OS levels in KGN cells. (A) ROS content quantification and corresponding flow cytometry histogram. (B) MDA, (C) GSH and (D) SOD content. Compared with the control group, the KNG cells challenged with H₂O₂ showed an increase in the content of ROS and MDA, whilst the content of GSH and the activity of SOD were decreased. The OS injury model group was successfully constructed. Compared with that in the OS group, 40 and 80 µmol/l L-carnitine pre-treatment ameliorated the effect of H₂O₂ in KGN cells. ^**P<0.01 vs. untreated cells and ^##P<0.01 vs. H₂O₂-only; (A, C and D) Tukey's test; (B) Dunnett's T3 test. Data are presented as the mean ± standard deviation (n=3).
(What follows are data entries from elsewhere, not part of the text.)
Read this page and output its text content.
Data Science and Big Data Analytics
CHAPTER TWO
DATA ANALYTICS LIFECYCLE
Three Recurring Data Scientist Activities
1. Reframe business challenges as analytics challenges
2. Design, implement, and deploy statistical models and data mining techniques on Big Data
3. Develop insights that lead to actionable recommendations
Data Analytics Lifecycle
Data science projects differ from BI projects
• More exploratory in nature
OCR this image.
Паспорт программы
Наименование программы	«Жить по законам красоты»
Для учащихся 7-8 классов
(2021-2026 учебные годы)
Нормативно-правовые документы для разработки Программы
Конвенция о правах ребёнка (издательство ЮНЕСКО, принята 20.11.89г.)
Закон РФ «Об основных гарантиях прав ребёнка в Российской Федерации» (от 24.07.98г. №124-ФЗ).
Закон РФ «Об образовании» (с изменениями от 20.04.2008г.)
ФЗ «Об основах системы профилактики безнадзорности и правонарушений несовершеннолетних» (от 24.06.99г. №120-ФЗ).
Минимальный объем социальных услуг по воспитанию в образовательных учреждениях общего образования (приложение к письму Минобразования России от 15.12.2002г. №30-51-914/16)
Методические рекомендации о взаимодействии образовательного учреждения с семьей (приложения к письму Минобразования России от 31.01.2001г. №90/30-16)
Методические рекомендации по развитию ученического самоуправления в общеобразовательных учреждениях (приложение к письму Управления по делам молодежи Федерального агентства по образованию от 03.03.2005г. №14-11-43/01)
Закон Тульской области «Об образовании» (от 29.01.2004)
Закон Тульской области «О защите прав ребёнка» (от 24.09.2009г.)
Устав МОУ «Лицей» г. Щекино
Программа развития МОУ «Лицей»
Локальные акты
OS, oxidative stress; ROS, reactive oxygen species; MDA, malondialdehyde; GSH, reduced glutathione; SOD, superoxide dismutase.

Figure 6

mitochondrial membrane potential of KGN cells. Mitochondrial membrane potential in the (A-a) H₂O₂-only, (A-b) low L-carnitine (40 µmol/l), (A-c) high L-carnitine (80 µmol/l) and (A-d) control groups. Magnification, x200. (B) Percentage of ΔΨm (JC-1 monomer-positive cells). ^**P<0.01 vs. control and ^##P<0.01 vs. H₂O₂-only, Tukey's test. Data are represented as the mean ± standard deviation (n=3).

Figure 7

Cell apoptosis analysis through flow cytometry. (A) Representative flow cytometry dot plots in (A-a) H2O2-only, (A-b) low L-carnitine (40 µmol/l), (A-c) high L-carnitine (80 µmol/l) and (A-d) control groups (B) Percentage of apoptotic cells in each group. ^**P<0.01 vs. control and ^##P<0.01 vs. H₂O₂-only, Tukey's test. Data are represented as the mean ± standard deviation (n=3).

Figure 8

Effect of L-carnitine pretreatment on the expression of FSHR in KGN cells in a H₂O₂-induced oxidative stress injury model. (A) Representative western blotting image. (B) Densitometry data generated from the western blotting images. ^**P<0.01 vs. control and ^##P<0.01 vs. H₂O₂, Dunnett's T3 test. Data are represented as the mean ± standard deviation (n=3). FSHR, follicle stimulating hormone receptor.